Ƶ

Amnesty International slams ‘sickening’ execution of domestic and sexual violence victim in Iran

Amnesty International slams ‘sickening’ execution of domestic and sexual violence victim in Iran
Zeinab Sekaanvand was sentenced to death under ‘qesas’ (retribution in kind) in October 2014 after a trial before a criminal court in West Azerbaijan province. (Amnesty International)
Updated 03 October 2018

Amnesty International slams ‘sickening’ execution of domestic and sexual violence victim in Iran

Amnesty International slams ‘sickening’ execution of domestic and sexual violence victim in Iran

LONDON: Amnesty International have responded to reports that a 24-year-old Kurdish woman was executed on Wednesday morning in Urumieh central prison in the country’s West Azerbaijan province, calling it “sickening.”
Zeinab Sekaanvand was sentenced to death under ‘qesas’ (retribution in kind) in October 2014 after a trial before a criminal court in West Azerbaijan province, which convicted her of the murder of her husband. Amnesty International said the trial was “grossly unfair.”
She was arrested in February 2012 at a police station where she confessed to the murder of her husband. She was held in the police station for the next 20 days where she said she was tortured by male police officers through beatings all over her body.
She confessed that she stabbed her husband after he had subjected her to months of physical and verbal abuse and had refused her requests for divorce. She was only provided with a state-appointed lawyer at her final trial session, at which point she retracted her confession, telling the judge that her husband’s brother, whom she said had raped her several times, had committed the murder. She said that the judge told her that, if she accepted responsibility, he would pardon her.
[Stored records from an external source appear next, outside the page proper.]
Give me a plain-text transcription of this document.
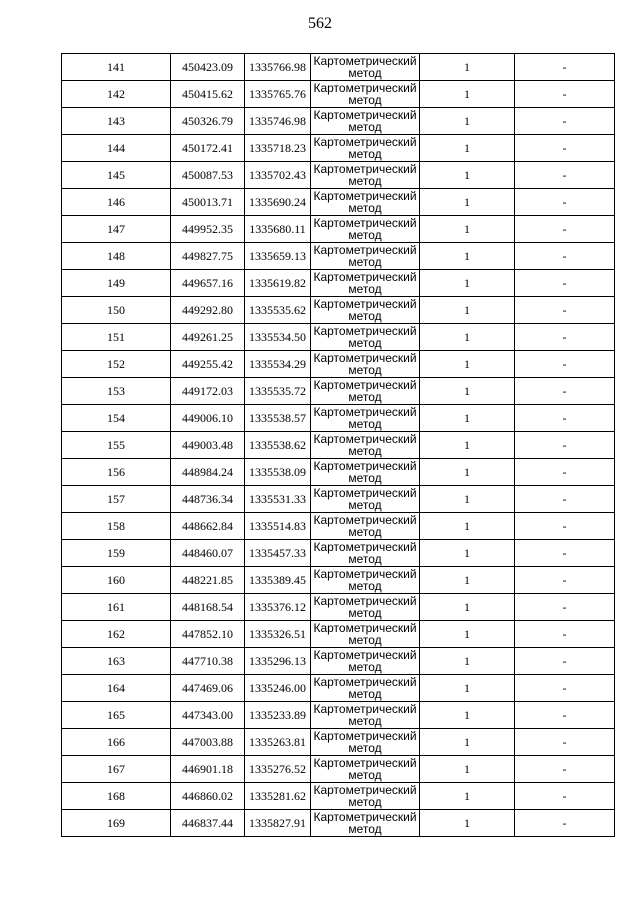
562
141	450423.09	1335766.98	Картометрический метод	1	-
142	450415.62	1335765.76	Картометрический метод	1	-
143	450326.79	1335746.98	Картометрический метод	1	-
144	450172.41	1335718.23	Картометрический метод	1	-
145	450087.53	1335702.43	Картометрический метод	1	-
146	450013.71	1335690.24	Картометрический метод	1	-
147	449952.35	1335680.11	Картометрический метод	1	-
148	449827.75	1335659.13	Картометрический метод	1	-
149	449657.16	1335619.82	Картометрический метод	1	-
150	449292.80	1335535.62	Картометрический метод	1	-
151	449261.25	1335534.50	Картометрический метод	1	-
152	449255.42	1335534.29	Картометрический метод	1	-
153	449172.03	1335535.72	Картометрический метод	1	-
154	449006.10	1335538.57	Картометрический метод	1	-
155	449003.48	1335538.62	Картометрический метод	1	-
156	448984.24	1335538.09	Картометрический метод	1	-
157	448736.34	1335531.33	Картометрический метод	1	-
158	448662.84	1335514.83	Картометрический метод	1	-
159	448460.07	1335457.33	Картометрический метод	1	-
160	448221.85	1335389.45	Картометрический метод	1	-
161	448168.54	1335376.12	Картометрический метод	1	-
162	447852.10	1335326.51	Картометрический метод	1	-
163	447710.38	1335296.13	Картометрический метод	1	-
164	447469.06	1335246.00	Картометрический метод	1	-
165	447343.00	1335233.89	Картометрический метод	1	-
166	447003.88	1335263.81	Картометрический метод	1	-
167	446901.18	1335276.52	Картометрический метод	1	-
168	446860.02	1335281.62	Картометрический метод	1	-
169	446837.44	1335827.91	Картометрический метод	1	-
Philip Luther, Amnesty International’s Research and Advocacy Director for the Middle East and North Africa, said in a statement: “The execution of Sekaanvand is a sickening demonstration of the Iranian authorities’ disregard for the principles of juvenile justice and international human rights law. Zeinab was just 17 years old at the time of her arrest. Her execution is profoundly unjust and shows the Iranian authorities’ contempt for the right of children to life. The fact that her death sentence followed a grossly unfair trial makes her execution even more outrageous.
“Sekaanvand said that, soon after she was married at 15, she sought help many times from the authorities about her violent husband and alleged that her brother-in-law had raped her repeatedly. Instead of investigating these allegations, however, the authorities consistently ignored her and failed to provide her with any support as a victim of domestic and sexual violence.
“After the murder of her husband, Zeinab Sekaanvand said she was interrogated under torture by male police officers without a lawyer present. During her final trial session, where she was allowed a lawyer for the first time, she retracted her earlier ‘confession’ that she had murdered her husband, saying that she had been coerced to make it. Despite this, the judge refused to order a further investigation and instead sentenced her to death.
“It appears the Iranian authorities are increasingly scheduling the execution of people who were children at the time of the crime at very short notice to minimize the possibility of effective public and private interventions. We are horrified by their continuous use of the death penalty against people who were under the age of 18 at the time of the crime, which is a violation of international human rights law. This is the fifth execution of a juvenile offender that we have recorded this year and we fear that it will not be the last unless urgent action is taken by the international community.
“We continue to urge the Iranian authorities to immediately establish an official moratorium on executions, commute all death sentences with a view to abolishing the death penalty, and prohibit the use of the death penalty against people below the age of 18 at the time of the crime.”
Amnesty International opposes the death penalty in all cases without exception regardless of the nature of the crime, the characteristics of the offender, or the method used by the state to kill the prisoner.